Die Chartreux ist eine seltene französische Rasse mit blaugrauem Fell und ruhigem Wesen. Alles zu Charakter, Haltung und Unterschieden zur Kartäuser.

Chartreux Katze mit blaugrauem Fell

Kupfergoldene Augen, blaugraues Wollfell und ein Gesicht, das permanent zu lächeln scheint: Die Chartreux gehört zu den ältesten und seltensten Katzenrassen Europas. In Deutschland wird sie oft mit der Kartäuser gleichgesetzt oder mit der blauen Britisch Kurzhaar verwechselt. Beides wird ihr nicht gerecht. Die Chartreux ist eine eigenständige Rasse mit einer langen Geschichte, einem besonderen Charakter und einer Felltextur, die man so bei keiner anderen Katze findet.

Steckbrief

MerkmalDetails
Gewicht3 bis 5 kg (Katze), 6 bis 7 kg (Kater)
KörperbauStämmig, muskulös, breite Brust, feinere Beine
Lebenserwartung12 bis 18 Jahre
HerkunftFrankreich
FellDicht, wollige Unterwolle, mittellang
FarbeAusschließlich blaugrau
AugenKupferfarben bis gold
CharakterRuhig, sanft, loyal, jagdfreudig
Geeignet fürFamilien, Singles, Wohnungshaltung

Herkunft: Klöster, Legenden und eine Insel in der Bretagne

Die Herkunft der Chartreux ist von Legenden durchzogen. Die bekannteste erzählt von Kartäusermönchen, die blaugraue Katzen in ihren Klöstern hielten und nach denen die Rasse benannt sei. Historisch belegen lässt sich das nicht. Was feststeht: Bereits im 16. Jahrhundert beschrieb der französische Naturforscher Ulisse Aldrovandi eine blaugraue Katze aus Frankreich. Der Zoologe Buffon erwähnte die "Chat des Chartreux" im 18. Jahrhundert als eigene Rasse.

Über Jahrhunderte lebten diese Katzen als geschickte Mäusejäger in ländlichen Regionen Frankreichs, ohne dass sich jemand um gezielte Zucht kümmerte. Das änderte sich erst in den 1920er Jahren. Die Schwestern Christine und Suzanne Léger entdeckten auf Belle-Île-sur-Mer, einer Insel vor der bretonischen Küste, eine Kolonie blaugrauer Katzen. Sie begannen, diese Tiere systematisch zu züchten, und legten damit den Grundstein für die moderne Chartreux-Zucht.

Der Zweite Weltkrieg brachte die Rasse an den Rand des Aussterbens.

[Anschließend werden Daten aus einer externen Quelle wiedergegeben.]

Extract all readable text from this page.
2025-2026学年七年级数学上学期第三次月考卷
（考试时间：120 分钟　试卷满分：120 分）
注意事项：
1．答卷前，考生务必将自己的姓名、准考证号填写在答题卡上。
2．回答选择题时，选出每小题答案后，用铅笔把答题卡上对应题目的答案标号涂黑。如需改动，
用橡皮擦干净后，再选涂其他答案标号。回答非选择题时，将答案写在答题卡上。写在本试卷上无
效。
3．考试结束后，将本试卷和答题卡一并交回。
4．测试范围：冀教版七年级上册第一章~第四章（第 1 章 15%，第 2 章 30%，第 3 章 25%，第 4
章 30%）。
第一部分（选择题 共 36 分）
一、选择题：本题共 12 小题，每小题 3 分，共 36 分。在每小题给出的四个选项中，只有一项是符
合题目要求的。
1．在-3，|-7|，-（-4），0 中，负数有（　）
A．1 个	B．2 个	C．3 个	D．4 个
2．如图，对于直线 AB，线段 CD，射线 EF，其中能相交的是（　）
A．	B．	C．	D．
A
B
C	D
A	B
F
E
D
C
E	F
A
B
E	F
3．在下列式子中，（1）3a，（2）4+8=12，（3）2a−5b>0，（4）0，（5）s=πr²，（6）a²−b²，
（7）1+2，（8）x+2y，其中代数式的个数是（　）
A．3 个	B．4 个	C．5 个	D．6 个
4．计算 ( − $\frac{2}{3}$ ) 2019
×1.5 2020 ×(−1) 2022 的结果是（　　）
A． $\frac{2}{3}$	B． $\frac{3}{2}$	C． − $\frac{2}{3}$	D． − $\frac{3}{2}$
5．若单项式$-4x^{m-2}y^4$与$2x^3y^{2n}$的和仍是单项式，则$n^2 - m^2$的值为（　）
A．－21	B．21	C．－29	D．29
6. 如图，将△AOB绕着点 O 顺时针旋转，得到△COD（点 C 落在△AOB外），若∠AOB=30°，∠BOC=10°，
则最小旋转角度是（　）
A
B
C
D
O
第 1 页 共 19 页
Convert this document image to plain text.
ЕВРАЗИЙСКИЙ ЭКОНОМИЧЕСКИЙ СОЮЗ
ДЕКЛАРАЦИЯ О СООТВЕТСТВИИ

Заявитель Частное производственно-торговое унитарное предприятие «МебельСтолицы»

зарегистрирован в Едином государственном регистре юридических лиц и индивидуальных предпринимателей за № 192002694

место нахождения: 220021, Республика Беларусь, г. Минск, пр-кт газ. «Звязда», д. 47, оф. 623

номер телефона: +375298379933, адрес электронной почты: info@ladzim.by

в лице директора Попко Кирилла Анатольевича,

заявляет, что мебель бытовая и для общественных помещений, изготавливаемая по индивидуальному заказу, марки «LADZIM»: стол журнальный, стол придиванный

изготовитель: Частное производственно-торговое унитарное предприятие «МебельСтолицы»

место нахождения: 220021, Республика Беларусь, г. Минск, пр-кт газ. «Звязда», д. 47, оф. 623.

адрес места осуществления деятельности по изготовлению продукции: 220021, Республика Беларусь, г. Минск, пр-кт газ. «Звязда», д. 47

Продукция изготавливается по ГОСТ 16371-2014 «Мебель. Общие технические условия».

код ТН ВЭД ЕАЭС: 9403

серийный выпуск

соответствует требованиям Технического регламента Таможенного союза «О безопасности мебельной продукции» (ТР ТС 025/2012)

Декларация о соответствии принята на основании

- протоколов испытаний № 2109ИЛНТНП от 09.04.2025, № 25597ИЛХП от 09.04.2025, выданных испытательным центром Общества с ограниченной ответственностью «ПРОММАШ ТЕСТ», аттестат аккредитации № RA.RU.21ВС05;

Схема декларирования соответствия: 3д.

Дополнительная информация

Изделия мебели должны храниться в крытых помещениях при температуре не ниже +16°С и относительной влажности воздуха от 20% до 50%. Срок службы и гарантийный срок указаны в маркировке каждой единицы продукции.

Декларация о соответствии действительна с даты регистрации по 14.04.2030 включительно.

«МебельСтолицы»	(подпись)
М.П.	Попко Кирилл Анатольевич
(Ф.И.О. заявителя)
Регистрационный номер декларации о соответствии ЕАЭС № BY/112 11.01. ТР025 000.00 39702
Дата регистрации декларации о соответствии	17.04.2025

Der Bestand schrumpfte so dramatisch, dass französische Züchter in der Nachkriegszeit Kreuzungen mit Britisch Kurzhaar und Persern vornehmen mussten. Erst ab den 1970er Jahren wurde konsequent auf den ursprünglichen Typ zurückgezüchtet. Heute erkennen FIFé, TICA und CFA die Chartreux als eigenständige Rasse an.

Aussehen: Wolliges Blau und das berühmte Lächeln

Die Chartreux ist mittelgroß bis groß, mit einem Körperbau, der auf den ersten Blick widersprüchlich wirkt: massiger, muskulöser Rumpf auf vergleichsweise feinen Beinen. Kater bringen bis zu 7 kg auf die Waage und sind damit deutlich schwerer als die Katzen.

Fell und Farbe

Die Fellfarbe ist ausschließlich blaugrau. Kein anderer Farbschlag ist im Rassestandard zugelassen. Erlaubt sind alle Schattierungen von hellem Silbergrau bis dunklem Schieferblau. Die Haarspitzen können einen zarten Silberschimmer zeigen, der dem Fell einen leichten Glanz verleiht.

Die Textur macht die Chartreux unverwechselbar. Das Fell ist dicht und wollig, mit einer stark ausgeprägten Unterwolle, die das Deckhaar leicht vom Körper abhebt. Es fühlt sich an wie Schafwolle, bricht an manchen Stellen auf und bildet natürliche Scheitel. Diese wollige Struktur unterscheidet die Chartreux klar von der plüschigen Britisch Kurzhaar und dem seidig-dichten Fell der Russisch Blau.

Der lächelnde Kopf

Der Kopf der Chartreux ist breit und trapezförmig, mit vollen Wangen und einer schmalen, kurzen Schnauze. Durch die Kopfform und die leicht nach oben geschwungenen Mundwinkel entsteht ein Gesichtsausdruck, der an ein permanentes Lächeln erinnert. Dieser anatomische Zufall ist eines der markantesten Erkennungsmerkmale der Rasse.

Die Augen sind groß, rund und leuchten in Kupfer- bis Goldtönen. Kitten kommen mit graublauen Augen zur Welt, die sich in den ersten Lebensmonaten langsam in Richtung Bernstein und Kupfer verändern.

Chartreux, Kartäuser, British Blue: Drei Katzen, eine Verwechslung

Im deutschen Sprachraum werden die Begriffe "Chartreux" und "Kartäuser" häufig synonym verwendet. Das ist im Alltag nachvollziehbar, führt aber zu Missverständnissen. In Deutschland bezeichnete man blaugraue Katzen lange pauschal als "Kartäuser", unabhängig davon, ob es sich um echte Chartreux, blaue Britisch Kurzhaar oder Mischlinge handelte. Bis in die 1970er Jahre wurden Chartreux und blaue BKH bei der FIFé sogar unter einem gemeinsamen Standard geführt.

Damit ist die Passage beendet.